Resourceful Ageing Publication
BRIEF:
Elisa Giaccardi (TU Delft) commissioned Peak15 (PK15) to conceptualise and design the publication featuring the insights of their research project »Resourceful Ageing«.
Resourceful Ageing was an interdisciplinary project that explored a wide range of subjects around the topic of ageing, focusing in particular on what elderly people can still do and on the strategies they put in place to adapt to their changing circumstances. Ethnographic research and social-practice underpinned the fieldwork, highlighting both the stereotypes around age and many of the products designed for the elderly which fail to meet their needs.
The project brought together designers, computer scientists, social scientists and professional practitioners from TU Delft, TU Eindhoven, Avans University of Applied Sciences and Philips Design. The team developed a data-enabled Research-through-Design approach, using a combination of ‘designerly experimentation’, machine learning and ethnographic fieldwork to create and prototype designs that would support older people in everyday practices of resourcefulness. As such, they created designs that would bring agency back to the elderly, letting them choose how and when to employ them.
CONCEPT & OUTCOME:
The design concept was primarily based on accepting and embracing changing life circumstances, and on focusing on new strategies to adapt. It was crucial to create a bold look and feel for the book, embodying the creativity and individuality the subjects showed throughout the research interviews. We adapted a typeface to create up to 30 new uppercase letters that varied in width illustrating this notion of slow and quick life adaption throughout the book, which were prominently used for chapter headings and pull-quotes. The layout also reflected this sense of change or growth, by using the ‘book in a book’ layout approach.
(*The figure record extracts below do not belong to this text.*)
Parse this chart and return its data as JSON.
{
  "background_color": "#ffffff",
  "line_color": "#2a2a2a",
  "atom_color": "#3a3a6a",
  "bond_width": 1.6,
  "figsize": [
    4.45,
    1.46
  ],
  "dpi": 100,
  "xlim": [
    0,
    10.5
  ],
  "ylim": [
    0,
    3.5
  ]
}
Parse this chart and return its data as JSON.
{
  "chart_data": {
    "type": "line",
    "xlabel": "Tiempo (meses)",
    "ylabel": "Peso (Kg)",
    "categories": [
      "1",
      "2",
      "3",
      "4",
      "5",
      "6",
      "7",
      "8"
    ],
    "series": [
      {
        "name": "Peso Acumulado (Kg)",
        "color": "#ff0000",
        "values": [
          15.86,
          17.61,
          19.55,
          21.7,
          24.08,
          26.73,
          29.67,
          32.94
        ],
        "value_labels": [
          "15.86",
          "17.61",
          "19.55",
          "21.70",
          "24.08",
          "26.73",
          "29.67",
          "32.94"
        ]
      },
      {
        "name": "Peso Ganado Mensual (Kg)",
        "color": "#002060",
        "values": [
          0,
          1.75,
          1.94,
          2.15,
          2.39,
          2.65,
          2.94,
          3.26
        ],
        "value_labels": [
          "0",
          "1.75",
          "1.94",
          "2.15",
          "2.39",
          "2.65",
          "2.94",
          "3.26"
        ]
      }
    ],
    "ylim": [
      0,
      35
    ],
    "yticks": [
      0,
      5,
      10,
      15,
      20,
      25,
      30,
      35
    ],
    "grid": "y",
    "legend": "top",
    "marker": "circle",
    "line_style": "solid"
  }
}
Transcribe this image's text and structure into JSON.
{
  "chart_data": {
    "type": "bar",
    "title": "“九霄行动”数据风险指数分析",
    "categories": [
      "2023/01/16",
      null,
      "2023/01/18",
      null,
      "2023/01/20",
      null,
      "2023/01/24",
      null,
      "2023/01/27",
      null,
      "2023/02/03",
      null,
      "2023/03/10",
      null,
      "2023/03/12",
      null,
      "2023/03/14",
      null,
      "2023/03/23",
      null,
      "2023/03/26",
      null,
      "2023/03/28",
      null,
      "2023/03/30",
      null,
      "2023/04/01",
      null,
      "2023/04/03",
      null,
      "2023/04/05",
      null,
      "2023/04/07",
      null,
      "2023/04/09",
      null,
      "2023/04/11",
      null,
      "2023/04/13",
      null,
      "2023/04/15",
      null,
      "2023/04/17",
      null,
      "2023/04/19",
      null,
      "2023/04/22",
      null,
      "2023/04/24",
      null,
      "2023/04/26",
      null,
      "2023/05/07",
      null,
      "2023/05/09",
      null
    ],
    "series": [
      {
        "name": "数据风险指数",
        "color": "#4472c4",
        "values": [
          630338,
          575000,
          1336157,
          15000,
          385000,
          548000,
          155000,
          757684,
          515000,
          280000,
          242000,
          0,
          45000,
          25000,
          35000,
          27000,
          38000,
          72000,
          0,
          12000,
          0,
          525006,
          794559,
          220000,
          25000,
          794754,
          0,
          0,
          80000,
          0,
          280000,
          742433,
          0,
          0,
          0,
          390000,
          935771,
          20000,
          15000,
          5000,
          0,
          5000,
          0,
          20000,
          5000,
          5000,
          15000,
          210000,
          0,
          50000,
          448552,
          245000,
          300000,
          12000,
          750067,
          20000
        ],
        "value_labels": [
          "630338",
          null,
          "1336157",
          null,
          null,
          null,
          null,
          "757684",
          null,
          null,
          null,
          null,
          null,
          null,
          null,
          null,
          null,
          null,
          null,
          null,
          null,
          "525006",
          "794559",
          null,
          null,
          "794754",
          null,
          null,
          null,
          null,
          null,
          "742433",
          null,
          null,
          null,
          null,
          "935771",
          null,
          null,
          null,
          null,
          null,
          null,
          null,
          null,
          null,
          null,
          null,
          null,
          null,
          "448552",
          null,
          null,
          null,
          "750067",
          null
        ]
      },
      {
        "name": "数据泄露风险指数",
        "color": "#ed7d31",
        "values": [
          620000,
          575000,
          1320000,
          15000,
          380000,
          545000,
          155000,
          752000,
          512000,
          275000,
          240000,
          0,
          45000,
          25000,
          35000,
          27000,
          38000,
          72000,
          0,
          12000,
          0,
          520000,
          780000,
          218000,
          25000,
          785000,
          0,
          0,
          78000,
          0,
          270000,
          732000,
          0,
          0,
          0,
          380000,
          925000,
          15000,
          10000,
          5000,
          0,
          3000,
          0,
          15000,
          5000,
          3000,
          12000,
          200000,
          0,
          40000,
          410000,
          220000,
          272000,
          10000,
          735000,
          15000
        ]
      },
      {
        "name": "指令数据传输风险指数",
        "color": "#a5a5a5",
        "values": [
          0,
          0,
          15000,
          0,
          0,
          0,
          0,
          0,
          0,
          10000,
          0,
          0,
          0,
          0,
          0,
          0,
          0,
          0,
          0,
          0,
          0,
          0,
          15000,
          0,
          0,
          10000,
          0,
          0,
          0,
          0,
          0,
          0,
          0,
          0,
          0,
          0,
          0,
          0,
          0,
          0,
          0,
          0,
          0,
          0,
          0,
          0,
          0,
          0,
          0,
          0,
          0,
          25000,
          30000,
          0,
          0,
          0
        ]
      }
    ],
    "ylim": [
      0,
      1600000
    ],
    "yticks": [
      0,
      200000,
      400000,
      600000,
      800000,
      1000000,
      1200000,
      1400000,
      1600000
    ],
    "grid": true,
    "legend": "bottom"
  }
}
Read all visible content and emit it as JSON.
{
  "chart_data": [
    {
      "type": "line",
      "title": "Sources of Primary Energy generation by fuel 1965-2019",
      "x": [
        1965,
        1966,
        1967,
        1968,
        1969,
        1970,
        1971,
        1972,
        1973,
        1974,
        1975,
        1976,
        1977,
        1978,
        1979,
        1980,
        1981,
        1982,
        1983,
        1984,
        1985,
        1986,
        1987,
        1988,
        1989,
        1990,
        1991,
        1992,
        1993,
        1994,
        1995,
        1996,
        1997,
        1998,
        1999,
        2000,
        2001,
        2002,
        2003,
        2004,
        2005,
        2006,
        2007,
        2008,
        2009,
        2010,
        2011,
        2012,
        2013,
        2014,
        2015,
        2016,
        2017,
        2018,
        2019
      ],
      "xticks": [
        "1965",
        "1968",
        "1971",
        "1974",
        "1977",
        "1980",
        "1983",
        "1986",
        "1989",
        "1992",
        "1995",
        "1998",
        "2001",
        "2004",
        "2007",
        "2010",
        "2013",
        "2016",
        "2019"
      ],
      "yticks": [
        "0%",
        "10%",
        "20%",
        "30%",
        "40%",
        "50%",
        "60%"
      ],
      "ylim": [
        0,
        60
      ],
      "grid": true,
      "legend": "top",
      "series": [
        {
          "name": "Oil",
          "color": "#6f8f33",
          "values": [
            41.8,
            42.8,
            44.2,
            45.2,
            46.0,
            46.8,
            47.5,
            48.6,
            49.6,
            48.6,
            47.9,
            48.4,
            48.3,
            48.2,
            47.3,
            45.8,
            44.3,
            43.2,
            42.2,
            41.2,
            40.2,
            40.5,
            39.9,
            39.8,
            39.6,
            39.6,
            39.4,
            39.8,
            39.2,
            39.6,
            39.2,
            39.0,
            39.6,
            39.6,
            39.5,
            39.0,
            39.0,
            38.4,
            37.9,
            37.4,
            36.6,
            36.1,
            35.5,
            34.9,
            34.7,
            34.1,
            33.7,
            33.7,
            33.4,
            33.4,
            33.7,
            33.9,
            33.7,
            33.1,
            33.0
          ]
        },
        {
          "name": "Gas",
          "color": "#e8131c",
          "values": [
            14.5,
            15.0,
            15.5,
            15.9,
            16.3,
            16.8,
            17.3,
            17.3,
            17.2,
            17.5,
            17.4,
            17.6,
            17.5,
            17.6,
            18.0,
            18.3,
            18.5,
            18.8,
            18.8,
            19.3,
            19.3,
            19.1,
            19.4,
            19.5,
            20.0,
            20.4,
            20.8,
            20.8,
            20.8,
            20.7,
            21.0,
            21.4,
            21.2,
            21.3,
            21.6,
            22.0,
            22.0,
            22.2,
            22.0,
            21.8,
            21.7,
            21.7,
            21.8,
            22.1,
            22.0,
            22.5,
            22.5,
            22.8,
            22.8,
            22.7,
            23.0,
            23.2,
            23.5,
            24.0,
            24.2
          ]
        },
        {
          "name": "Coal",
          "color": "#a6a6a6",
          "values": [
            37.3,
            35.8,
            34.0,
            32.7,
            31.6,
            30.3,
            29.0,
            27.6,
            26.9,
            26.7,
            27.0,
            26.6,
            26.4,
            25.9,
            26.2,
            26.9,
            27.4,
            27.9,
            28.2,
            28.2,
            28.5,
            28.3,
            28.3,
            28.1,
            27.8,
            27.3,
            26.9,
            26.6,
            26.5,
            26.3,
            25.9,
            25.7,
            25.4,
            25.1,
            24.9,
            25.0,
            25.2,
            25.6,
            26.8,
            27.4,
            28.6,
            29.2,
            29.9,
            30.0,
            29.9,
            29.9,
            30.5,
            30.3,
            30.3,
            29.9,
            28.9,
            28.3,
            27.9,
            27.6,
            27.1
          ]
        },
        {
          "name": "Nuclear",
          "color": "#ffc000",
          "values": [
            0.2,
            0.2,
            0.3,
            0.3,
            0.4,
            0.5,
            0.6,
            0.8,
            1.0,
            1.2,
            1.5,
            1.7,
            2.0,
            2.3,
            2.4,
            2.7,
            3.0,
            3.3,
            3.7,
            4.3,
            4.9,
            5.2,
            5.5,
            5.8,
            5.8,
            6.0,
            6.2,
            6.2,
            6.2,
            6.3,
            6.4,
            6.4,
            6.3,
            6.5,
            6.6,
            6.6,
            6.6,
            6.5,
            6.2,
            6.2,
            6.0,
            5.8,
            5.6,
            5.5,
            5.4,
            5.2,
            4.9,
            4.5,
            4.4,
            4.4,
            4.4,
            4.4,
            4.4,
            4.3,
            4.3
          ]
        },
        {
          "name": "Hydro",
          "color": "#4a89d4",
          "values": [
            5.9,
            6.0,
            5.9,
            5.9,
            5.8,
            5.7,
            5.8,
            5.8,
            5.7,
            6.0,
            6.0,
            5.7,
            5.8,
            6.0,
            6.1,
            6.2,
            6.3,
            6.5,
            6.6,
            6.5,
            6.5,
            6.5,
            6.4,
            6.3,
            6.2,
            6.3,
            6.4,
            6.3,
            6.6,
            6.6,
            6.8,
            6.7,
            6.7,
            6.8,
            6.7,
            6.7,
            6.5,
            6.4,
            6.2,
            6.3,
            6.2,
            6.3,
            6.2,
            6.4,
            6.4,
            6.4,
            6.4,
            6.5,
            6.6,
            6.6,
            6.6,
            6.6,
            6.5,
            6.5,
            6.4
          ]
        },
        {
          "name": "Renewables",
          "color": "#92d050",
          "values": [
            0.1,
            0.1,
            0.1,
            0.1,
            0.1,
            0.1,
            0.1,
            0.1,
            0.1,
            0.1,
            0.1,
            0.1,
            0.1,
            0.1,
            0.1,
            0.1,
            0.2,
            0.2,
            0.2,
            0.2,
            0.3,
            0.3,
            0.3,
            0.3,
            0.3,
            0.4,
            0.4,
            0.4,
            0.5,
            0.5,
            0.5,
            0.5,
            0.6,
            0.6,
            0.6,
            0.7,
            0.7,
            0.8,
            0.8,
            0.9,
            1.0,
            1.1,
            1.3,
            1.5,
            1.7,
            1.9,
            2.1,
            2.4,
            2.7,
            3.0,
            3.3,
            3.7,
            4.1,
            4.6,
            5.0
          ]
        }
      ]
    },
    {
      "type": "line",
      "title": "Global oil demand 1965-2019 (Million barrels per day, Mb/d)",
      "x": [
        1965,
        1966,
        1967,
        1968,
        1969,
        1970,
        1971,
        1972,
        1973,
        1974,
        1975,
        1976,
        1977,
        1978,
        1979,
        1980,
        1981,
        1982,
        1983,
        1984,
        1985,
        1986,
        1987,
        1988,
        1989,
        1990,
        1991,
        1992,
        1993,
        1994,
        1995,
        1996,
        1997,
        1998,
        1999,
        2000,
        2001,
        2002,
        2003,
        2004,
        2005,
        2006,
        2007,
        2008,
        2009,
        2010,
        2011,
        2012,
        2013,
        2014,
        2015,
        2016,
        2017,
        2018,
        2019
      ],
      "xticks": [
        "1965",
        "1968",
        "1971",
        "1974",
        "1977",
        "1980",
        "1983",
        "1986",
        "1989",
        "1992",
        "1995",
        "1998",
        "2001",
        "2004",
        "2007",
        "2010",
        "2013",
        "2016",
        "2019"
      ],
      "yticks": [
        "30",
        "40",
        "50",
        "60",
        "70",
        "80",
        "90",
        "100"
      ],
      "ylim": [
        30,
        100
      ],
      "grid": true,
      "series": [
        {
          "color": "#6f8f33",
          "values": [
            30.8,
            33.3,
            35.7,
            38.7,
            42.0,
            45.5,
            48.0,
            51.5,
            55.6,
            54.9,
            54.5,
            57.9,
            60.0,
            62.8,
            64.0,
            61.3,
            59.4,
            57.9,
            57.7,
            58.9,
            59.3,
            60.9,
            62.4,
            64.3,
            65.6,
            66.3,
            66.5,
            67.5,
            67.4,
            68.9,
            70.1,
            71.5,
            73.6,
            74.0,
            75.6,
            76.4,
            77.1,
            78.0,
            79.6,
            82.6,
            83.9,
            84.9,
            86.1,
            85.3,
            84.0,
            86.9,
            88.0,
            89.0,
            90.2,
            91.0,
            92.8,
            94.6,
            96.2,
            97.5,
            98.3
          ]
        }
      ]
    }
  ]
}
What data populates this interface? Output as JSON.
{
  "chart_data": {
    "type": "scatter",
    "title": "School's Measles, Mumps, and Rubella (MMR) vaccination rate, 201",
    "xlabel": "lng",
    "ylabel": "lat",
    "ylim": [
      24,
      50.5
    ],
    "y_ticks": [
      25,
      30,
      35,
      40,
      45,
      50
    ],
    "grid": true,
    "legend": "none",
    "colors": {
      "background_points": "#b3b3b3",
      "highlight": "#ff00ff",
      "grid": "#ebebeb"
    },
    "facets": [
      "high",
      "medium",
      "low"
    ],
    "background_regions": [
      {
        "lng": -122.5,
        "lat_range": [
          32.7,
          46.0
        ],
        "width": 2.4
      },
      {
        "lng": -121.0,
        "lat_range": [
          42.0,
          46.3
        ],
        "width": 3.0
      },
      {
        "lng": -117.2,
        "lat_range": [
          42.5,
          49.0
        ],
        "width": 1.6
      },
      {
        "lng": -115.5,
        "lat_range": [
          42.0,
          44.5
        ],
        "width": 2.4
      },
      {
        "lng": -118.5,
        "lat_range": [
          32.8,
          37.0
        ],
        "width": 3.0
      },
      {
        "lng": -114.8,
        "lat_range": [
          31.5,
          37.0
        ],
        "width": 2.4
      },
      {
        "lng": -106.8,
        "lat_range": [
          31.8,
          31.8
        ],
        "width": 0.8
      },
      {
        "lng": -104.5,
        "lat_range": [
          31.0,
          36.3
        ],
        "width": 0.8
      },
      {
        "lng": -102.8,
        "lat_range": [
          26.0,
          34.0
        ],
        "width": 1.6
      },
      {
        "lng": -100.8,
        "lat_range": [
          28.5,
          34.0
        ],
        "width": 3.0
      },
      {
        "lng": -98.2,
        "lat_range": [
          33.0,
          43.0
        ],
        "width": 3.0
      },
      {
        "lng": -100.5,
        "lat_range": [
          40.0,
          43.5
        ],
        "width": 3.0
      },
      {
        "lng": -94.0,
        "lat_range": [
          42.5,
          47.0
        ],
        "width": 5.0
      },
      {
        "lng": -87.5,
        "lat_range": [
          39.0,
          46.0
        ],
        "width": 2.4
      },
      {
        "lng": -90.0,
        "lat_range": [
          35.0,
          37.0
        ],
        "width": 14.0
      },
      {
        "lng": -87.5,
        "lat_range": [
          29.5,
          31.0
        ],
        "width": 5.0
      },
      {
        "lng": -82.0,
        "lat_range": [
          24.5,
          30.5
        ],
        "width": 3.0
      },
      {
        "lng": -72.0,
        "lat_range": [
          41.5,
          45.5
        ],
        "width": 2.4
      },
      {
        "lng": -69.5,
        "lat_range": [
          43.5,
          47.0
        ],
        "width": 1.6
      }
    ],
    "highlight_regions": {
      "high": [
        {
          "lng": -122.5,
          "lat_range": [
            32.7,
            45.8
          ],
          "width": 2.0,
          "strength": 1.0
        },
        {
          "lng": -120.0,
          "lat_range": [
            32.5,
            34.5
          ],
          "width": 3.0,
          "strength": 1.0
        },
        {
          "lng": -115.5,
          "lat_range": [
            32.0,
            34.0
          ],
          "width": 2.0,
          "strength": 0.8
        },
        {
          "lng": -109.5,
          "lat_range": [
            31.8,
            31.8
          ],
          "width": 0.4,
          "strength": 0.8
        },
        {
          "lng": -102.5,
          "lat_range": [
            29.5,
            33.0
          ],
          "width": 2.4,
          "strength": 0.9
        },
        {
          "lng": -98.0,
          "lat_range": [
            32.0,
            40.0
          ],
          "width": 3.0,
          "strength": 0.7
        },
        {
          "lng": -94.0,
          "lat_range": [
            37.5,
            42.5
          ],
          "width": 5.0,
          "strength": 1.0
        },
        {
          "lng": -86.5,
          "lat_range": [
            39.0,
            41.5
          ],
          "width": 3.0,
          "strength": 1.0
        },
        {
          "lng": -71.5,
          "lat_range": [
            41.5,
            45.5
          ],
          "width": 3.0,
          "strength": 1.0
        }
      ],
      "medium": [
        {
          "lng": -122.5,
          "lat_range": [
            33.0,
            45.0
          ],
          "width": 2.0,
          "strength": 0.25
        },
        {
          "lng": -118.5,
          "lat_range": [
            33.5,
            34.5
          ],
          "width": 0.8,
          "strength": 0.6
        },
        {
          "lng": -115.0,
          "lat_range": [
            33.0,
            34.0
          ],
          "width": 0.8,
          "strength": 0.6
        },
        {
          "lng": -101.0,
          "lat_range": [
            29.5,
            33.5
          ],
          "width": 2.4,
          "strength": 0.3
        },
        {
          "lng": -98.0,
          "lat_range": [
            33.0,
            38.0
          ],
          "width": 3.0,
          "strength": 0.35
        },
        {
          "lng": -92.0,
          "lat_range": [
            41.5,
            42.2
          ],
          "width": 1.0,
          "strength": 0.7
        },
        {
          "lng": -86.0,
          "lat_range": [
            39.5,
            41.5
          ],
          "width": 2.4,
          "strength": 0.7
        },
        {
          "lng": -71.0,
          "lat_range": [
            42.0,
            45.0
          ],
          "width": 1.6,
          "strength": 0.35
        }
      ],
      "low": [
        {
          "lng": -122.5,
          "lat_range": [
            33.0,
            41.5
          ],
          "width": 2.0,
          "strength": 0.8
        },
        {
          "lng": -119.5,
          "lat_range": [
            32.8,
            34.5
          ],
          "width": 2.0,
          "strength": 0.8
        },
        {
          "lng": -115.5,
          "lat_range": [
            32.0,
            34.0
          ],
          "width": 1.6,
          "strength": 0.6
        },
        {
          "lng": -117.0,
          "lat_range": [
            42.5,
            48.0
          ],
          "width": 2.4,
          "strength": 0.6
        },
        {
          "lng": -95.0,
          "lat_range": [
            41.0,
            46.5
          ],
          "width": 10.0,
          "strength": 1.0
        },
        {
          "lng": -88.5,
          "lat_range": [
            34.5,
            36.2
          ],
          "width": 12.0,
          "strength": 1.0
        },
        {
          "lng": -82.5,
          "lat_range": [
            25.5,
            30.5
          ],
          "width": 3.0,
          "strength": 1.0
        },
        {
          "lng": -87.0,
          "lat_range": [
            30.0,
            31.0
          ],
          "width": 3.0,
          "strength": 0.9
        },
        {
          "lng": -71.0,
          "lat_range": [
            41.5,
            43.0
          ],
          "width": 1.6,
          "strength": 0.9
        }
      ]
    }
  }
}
A duo-colour scheme in red and blue seemed appropriate to create a coherent thread across a varied body of research, while conveying the right tone.
FUNDING & IMPACT:
Resourceful Ageing was funded by the Netherlands Organisation for Scientific Research (NWO) under the Research through Design (RTD) program in 2016–2018. The book featured a design prototype by Masako Kitazaki (Connected Resources), which won the NGI Award 2019 Excellence in Next Generation Internet for ‘outstanding contribution to a better digital life’ in the category Research and Education. The project was presented at ThingsCon and RTD2019.